Gov. Phil Murphy signed the bill just hours after it passed the Democratic-controlled Legislature in a mostly party line vote. Republicans had argued for fiscal restraint.
“The brutal reality we face is that cuts simply will not be enough given the storm that is raging around us. We simply can’t cut our way out of this. Our successful recovery from this pandemic requires us to look and lean forward,” said Murphy during Friday’s coronavirus press briefing.
But Murphy won’t control the borrowing. That will rest with a select committee of just four Democrats: Senate President Steve Sweeney, Senate Budget Committee Chair Paul Sarlo, Assembly Speaker Craig Coughlin and Assembly Budget Committee Chair Eliana Pintor Marin.
“What immense power they now have. If you think about it, typically these types of borrowing issues go before all of New Jersey’s registered voters; millions of people get to sign off,” said NJ Spotlight budget and finance writer John Reitmeyer. “It will be four people get a say, four people representing just portions of the state.
“I took the oath to represent all families, not just the 29th, to make sure families are fed, make sure that our schools are funded, we continue to make pension payments,” said Pintor Marin.
Murphy says New Jersey’s constitution gives him the right to circumvent borrowing restrictions under special powers granted during times of war and emergency. Republicans adamantly disagree.
“That emergency clause was enacted when there were potential U-boats off of the coast of the state of New Jersey and we were facing foreign invasion, potentially,” said Sen. Mike Testa.
Republican lawmakers Thursday filed suit to block the new law, arguing New Jersey Supreme Court’s already ruled against using bonded debt to fund basic operating expenses. The high court will hear oral arguments in the case August 5.
“This level of borrowing is unconstitutional,” Testa said. “That is then going to be appropriated as they see fit with no public input.”

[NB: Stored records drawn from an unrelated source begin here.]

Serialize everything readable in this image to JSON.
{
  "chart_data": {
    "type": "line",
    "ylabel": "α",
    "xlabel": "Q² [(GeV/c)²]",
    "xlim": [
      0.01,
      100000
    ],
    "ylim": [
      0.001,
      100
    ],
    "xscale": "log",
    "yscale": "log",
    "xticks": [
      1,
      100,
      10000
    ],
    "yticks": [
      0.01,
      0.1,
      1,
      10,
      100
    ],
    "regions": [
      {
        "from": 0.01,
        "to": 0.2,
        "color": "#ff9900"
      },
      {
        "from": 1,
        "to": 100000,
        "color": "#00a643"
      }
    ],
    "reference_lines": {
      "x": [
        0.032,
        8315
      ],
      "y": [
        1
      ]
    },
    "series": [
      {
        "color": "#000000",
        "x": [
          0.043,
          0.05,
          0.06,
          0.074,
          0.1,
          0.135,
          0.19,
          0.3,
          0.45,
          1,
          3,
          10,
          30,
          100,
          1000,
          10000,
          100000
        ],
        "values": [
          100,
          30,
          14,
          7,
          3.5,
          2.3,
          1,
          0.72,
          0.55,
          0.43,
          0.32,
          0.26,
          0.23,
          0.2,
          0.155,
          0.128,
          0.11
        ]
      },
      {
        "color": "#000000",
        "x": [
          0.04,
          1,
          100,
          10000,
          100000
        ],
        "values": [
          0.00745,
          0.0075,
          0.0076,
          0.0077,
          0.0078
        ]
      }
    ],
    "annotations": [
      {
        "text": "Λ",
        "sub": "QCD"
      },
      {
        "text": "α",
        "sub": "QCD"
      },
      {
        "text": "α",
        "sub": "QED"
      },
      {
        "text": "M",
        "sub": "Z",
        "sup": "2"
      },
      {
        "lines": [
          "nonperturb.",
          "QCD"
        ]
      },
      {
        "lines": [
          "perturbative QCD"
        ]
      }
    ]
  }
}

Why borrow $9.9 billion? That’s how much the state treasurer figured New Jersey would lose in in tax revenues because of the pandemic. And the state’s facing an almost $5 billion pension payment Oct. 1. Still, is $9.9 billion too much?
“I would say yes because, again, we have not seen a plan. This is a guesstimate, estimate by the administration of, ‘We need to borrow this amount of money,'” said Ralph Albert Thomas, CEO and executive director of the New Jersey Society of CPAs.
The New Jersey Society of Certified Public Accountants notes the state still has unspent federal coronavirus aid dollars and warns the massive borrow could boost Jersey’s debt load to about $150 billion, putting it among the nation’s highest. That could further hurt the state’s already bad credit rating. And, ultimately, it could raise taxes if revenues can’t cover debt payments.